Tuesday, August 23, 2011

Engaging Classrooms II

Rule of Engagement #2: Listen to students... if you want them to listen to you. Engaging groups of learners teach each other.

flickr photo via denise carbonell

Some time ago I wrote a post called Engaging Classrooms Manage Themselves. At the time I committed to more on the topic. In a Twitter dialog at #speakchat last week I was reminded of my commitment hence this second installment. By the way, if you're a teacher and you haven't visited #speakchat, it's a fantastic weekly chat to pick up creative tips from others who predominantly speak to audiences of adults; a challenging adventure. (If you've provided professional development for other teachers you know how difficult it can be speaking engagingly to adults.)

As the #speakchat exchange centered around speaking in engaging ways, I began thinking that the quickest way to lose an audience is to focus the conversation on one speaker... I have yet to participate in a successful dialog, with one or many, where participants remain engaged without the opportunity to contribute. Then Todd Whitaker tweeted this point...


Sean Grainger
 Sean Grainger 
@ToddWhitaker Totally agree... speakers do that by appreciating audience's input/valuing their knowledge and respecting their experience. 

There is nothing worse than an arrogant speaker who approaches dialog as if he was the only one who had anything worthwhile to say. I have attended these lectures before and it is not fun, or engaging. Speakers who suffer from Humility Deficit Disorder have a hard time engaging their audience.

On the other hand, speakers who look to their audience as a group of people with knowledge and expertise that will enhance the conversation more often than not grab the lion's share of their attention. Truly skilled speakers are those who understand they just might come up against an audience member someday who can make them look pretty silly as they project an arrogant tone like "I am the one who knows here, so sit back, listen and learn from me as I blow you mind with my vast knowledge and expertise." That quiet person who knows more and has done more than the speaker will occasionally feel compelled to speak up, and at that point, the sage on the stage is out there, vulnerable and searching for his next move.
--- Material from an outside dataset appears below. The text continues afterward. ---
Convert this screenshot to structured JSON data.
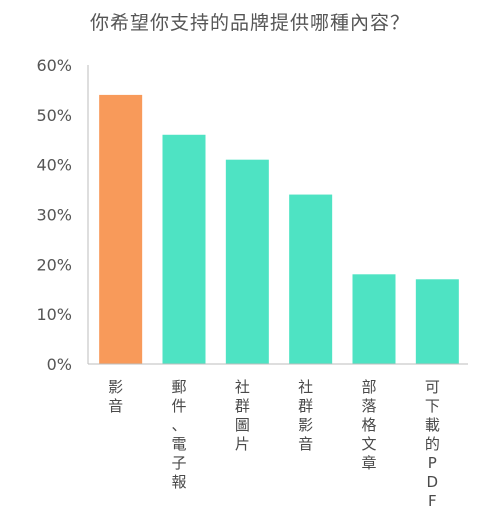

That's a tight bind to stick-handle out of. Humble pie anyone?

So why not view your audience as an asset as opposed to a liability? Why not view it as a resource providing knowledge and experience instead of just a receiver of your knowledge and experience? 
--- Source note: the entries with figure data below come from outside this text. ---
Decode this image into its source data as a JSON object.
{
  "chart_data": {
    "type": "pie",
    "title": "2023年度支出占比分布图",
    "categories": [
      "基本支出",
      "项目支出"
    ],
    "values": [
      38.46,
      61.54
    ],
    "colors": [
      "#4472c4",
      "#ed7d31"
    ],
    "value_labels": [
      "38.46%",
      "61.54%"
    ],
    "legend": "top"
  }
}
The best way to speak engagingly is to temper how much you speak... let the audience in on the show.

Thursday, December 23, 2010

Mastery is a Myth

We need to challenge individuals by continuously raising the learning bar- mastery in learning is a myth.

Learning is continuous growth fueled by wonderment leading to discovery.When we place arbitrary benchmarks on any learning continuum, and then deem one on the high end of the continuum to be mastery, we do a disservice to learning. The most profoundly intelligent among us are those who understand implicitly that they have everything to learn. The term mastery by definition connotes exactly the opposite of this idea...
-mastery [ˈmɑːstərɪ]
n pl -teries
1. full command or understanding of a subject
2. outstanding skill; expertise
3. the power of command; control
4. victory or superiority
Collins English Dictionary – Complete and Unabridged © HarperCollins Publishers 1991, 1994, 1998, 2000, 2003
With the exception perhaps of definition number two, mastery in the context of learning seems to connote control, command, power and superiority; elements contrary to the idea that no matter how much we think we know, pushing the parameters of discovery requires curiosity, humility and the perspective that there are no limits to how much we can learn.

There are no objective definitions of failure, therefore there should be no objective definitions of success. In learning, mastery is a myth.